By Trainer Howard Zucker
One of the least understood factors in the cost of owning a racehorse is your vet bill. Vet expenses are an unwelcome but necessary part of maintaining your racehorse in peak condition.
Hopefully, your horse was raised with few veterinary costs other than routine wormings and vaccinations. Perhaps you had to pay for antibiotics to treat an illness or field injury. If there were no problems during early training at the farm or training center, you paid for routine x-rays to check on knee closure and bone maturity, and if all went well, your steed went off to the track.
Then what happened? All of a sudden you see a seemingly endless list of charges, mostly for unfamiliar medications adding up to a vet bill which averages $100, $200, or upwards of $600 per month. What’s going on? Is your horse hurt, dying, or has he become drug dependent from job-related stress? Ask your trainer!
Good communication between owner and trainer, resulting in a thorough explanation of the vet’s bill, can keep a healthy business relationship alive and well. A smart trainer informs owners of veterinary work being done on a regular basis, either week-by-week or whenever progress reports are regularly given. Such updates avoid the shock at month’s end when the bill arrives. It is also a good idea for trainers to personally check and approve all items on a vet’s bill before it is sent to the owner. Such practice eliminates one potential trouble of charges mistakenly applied to your bill. It is also useful for the trainer to add a brief note of explanation for exceptionally large charges as to the procedure employed, why it was necessary, and what medication was used.

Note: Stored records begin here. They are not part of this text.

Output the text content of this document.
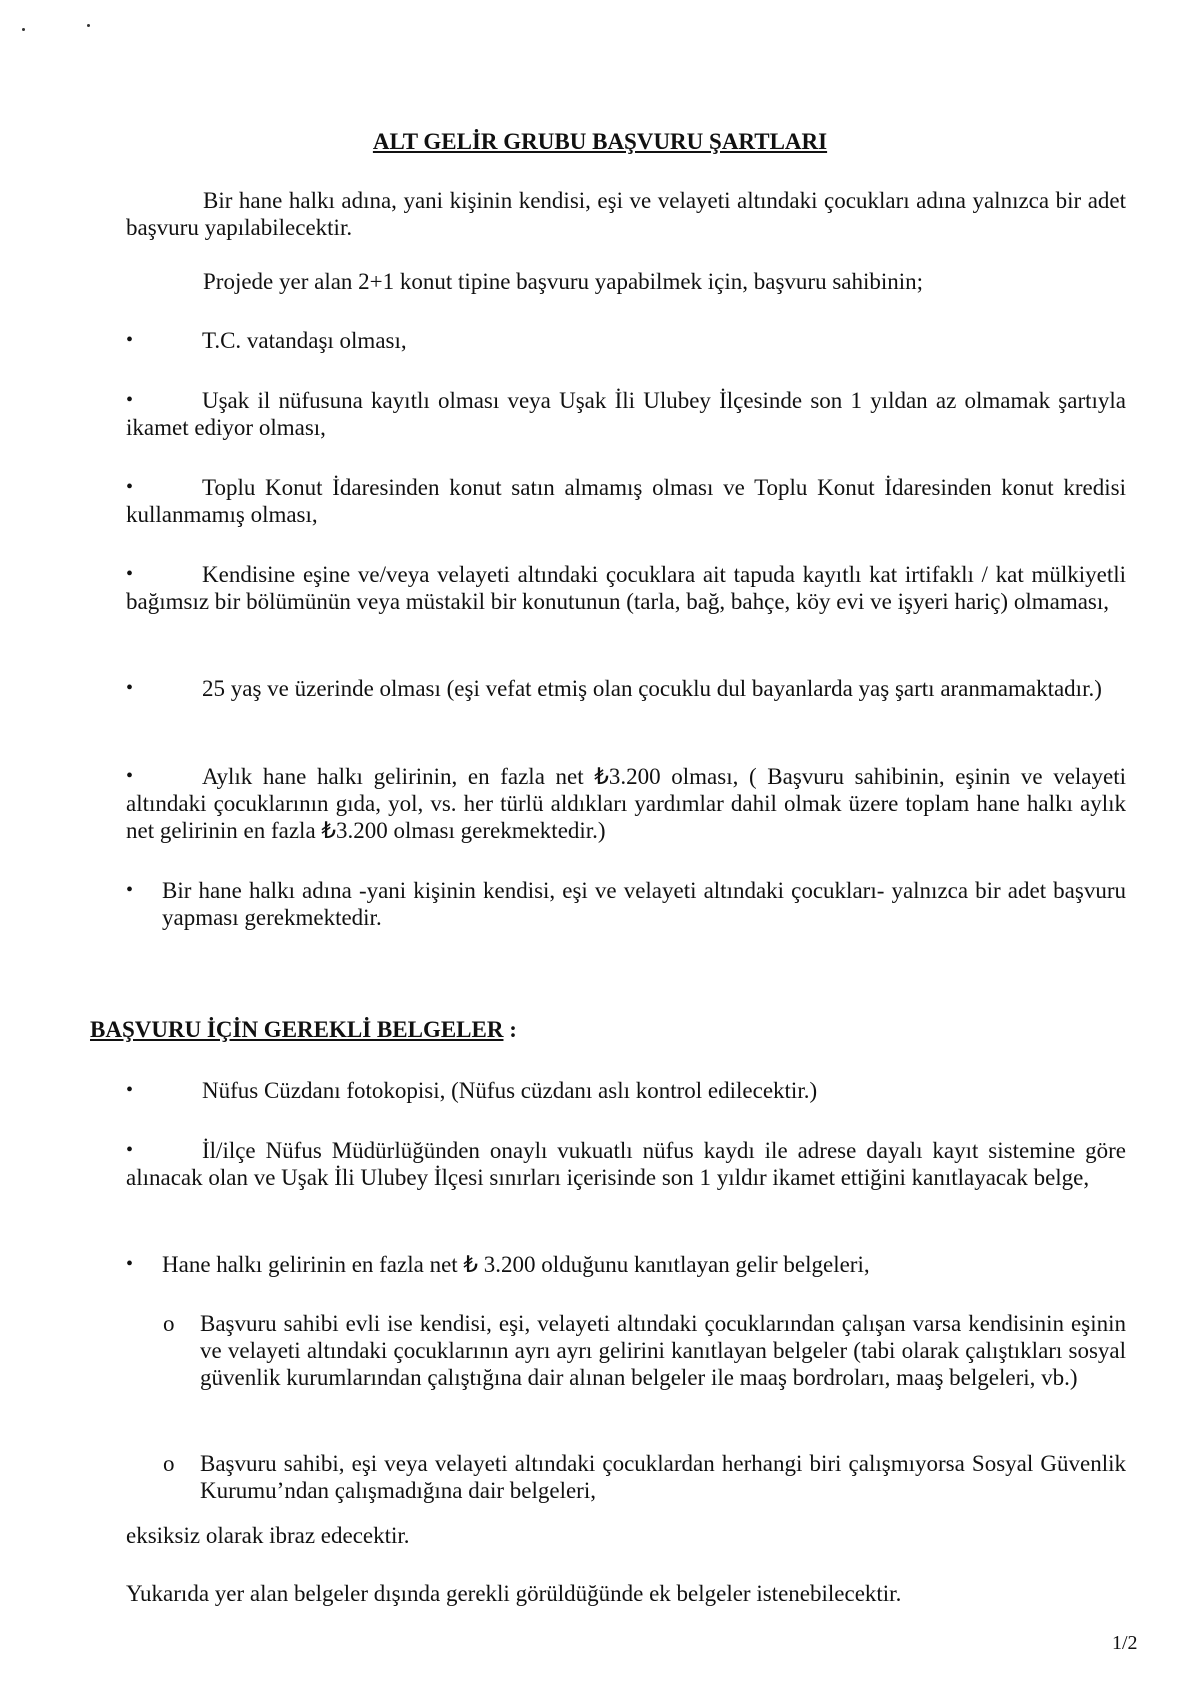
ALT GELİR GRUBU BAŞVURU ŞARTLARI
Bir hane halkı adına, yani kişinin kendisi, eşi ve velayeti altındaki çocukları adına yalnızca bir adet başvuru yapılabilecektir.
Projede yer alan 2+1 konut tipine başvuru yapabilmek için, başvuru sahibinin;
•	T.C. vatandaşı olması,
•	Uşak il nüfusuna kayıtlı olması veya Uşak İli Ulubey İlçesinde son 1 yıldan az olmamak şartıyla ikamet ediyor olması,
•	Toplu Konut İdaresinden konut satın almamış olması ve Toplu Konut İdaresinden konut kredisi kullanmamış olması,
•	Kendisine eşine ve/veya velayeti altındaki çocuklara ait tapuda kayıtlı kat irtifaklı / kat mülkiyetli bağımsız bir bölümünün veya müstakil bir konutunun (tarla, bağ, bahçe, köy evi ve işyeri hariç) olmaması,
•	25 yaş ve üzerinde olması (eşi vefat etmiş olan çocuklu dul bayanlarda yaş şartı aranmamaktadır.)
•	Aylık hane halkı gelirinin, en fazla net ₺3.200 olması, ( Başvuru sahibinin, eşinin ve velayeti altındaki çocuklarının gıda, yol, vs. her türlü aldıkları yardımlar dahil olmak üzere toplam hane halkı aylık net gelirinin en fazla ₺3.200 olması gerekmektedir.)
• Bir hane halkı adına -yani kişinin kendisi, eşi ve velayeti altındaki çocukları- yalnızca bir adet başvuru yapması gerekmektedir.
BAŞVURU İÇİN GEREKLİ BELGELER :
•	Nüfus Cüzdanı fotokopisi, (Nüfus cüzdanı aslı kontrol edilecektir.)
•	İl/ilçe Nüfus Müdürlüğünden onaylı vukuatlı nüfus kaydı ile adrese dayalı kayıt sistemine göre alınacak olan ve Uşak İli Ulubey İlçesi sınırları içerisinde son 1 yıldır ikamet ettiğini kanıtlayacak belge,
• Hane halkı gelirinin en fazla net ₺ 3.200 olduğunu kanıtlayan gelir belgeleri,
o Başvuru sahibi evli ise kendisi, eşi, velayeti altındaki çocuklarından çalışan varsa kendisinin eşinin ve velayeti altındaki çocuklarının ayrı ayrı gelirini kanıtlayan belgeler (tabi olarak çalıştıkları sosyal güvenlik kurumlarından çalıştığına dair alınan belgeler ile maaş bordroları, maaş belgeleri, vb.)
o Başvuru sahibi, eşi veya velayeti altındaki çocuklardan herhangi biri çalışmıyorsa Sosyal Güvenlik Kurumu’ndan çalışmadığına dair belgeleri,
eksiksiz olarak ibraz edecektir.
Yukarıda yer alan belgeler dışında gerekli görüldüğünde ek belgeler istenebilecektir.
1/2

Some trainers, myself included, use preventative therapies such as electromagnetic therapy, massage, chiropractic adjustments, ultrasound, and ice. Such therapeutic remedies may also work to reduce your monthly vet statement, and keep your horse at its athletic peak.
Is It Better to Administer Medication Orally or Via Injection?
There are basically two ways of administering medication to horses, either orally or by injection. On California racetracks, only a licensed veterinarian can legally give an injection, so any injection will require a veterinary fee. “Injectables” may be given subcutaneously, intramuscularly, or intra-articularly (directly into a joint).
There are a number of ways to administer drugs and medications orally. It may be done by drench (dissolving the medication and squirting it into the horse’s mouth with a syringe), or by paste (many common wormers and anti-inflammatories are sold in this form). Some can simply be added to the feed, either as powder or pulverized pills. Oral administration can be done by your trainer, and is thus usually cheaper than injections.
For example, 25 oral doses of Bute cost about the same as one injection. Why then would you want to use an injectable, if the same medication is available orally?
An injection is preferable – sometimes necessary – when a horse needs immediate relief from severe pain. Medication is given in an injectable form before a race to ensure that the horse receives the full dose, and does not leave a part of the dose uneaten in its feed tub. Additionally, some trainers prefer injections because they eliminate the risk of the wrong horse receiving a medication mistakenly placed in its feed tub.
Of course, as in every other aspect of racehorse training, opinions vary. Different trainers and different veterinarians use different approaches to using an injectable vs. and oral dose. Many owners trust their trainers to make these decisions. If an owner is interested in or concerned about how his or her horse is being “vetted,” have a conversation with your trainer and/or veterinarian.
With regards to your overall vet costs, don’t be afraid to discuss them with your trainer and/or veterinarian. Good communication makes good business, and will enhance your ownership experience.
Howard Zucker has been a licensed trainer for 19 years, during which time he has developed 1993 California Bred Juvenile Champion, Moscow Changes. He has a B.A. from City College of New York, majoring in Finance with a minor in Biology.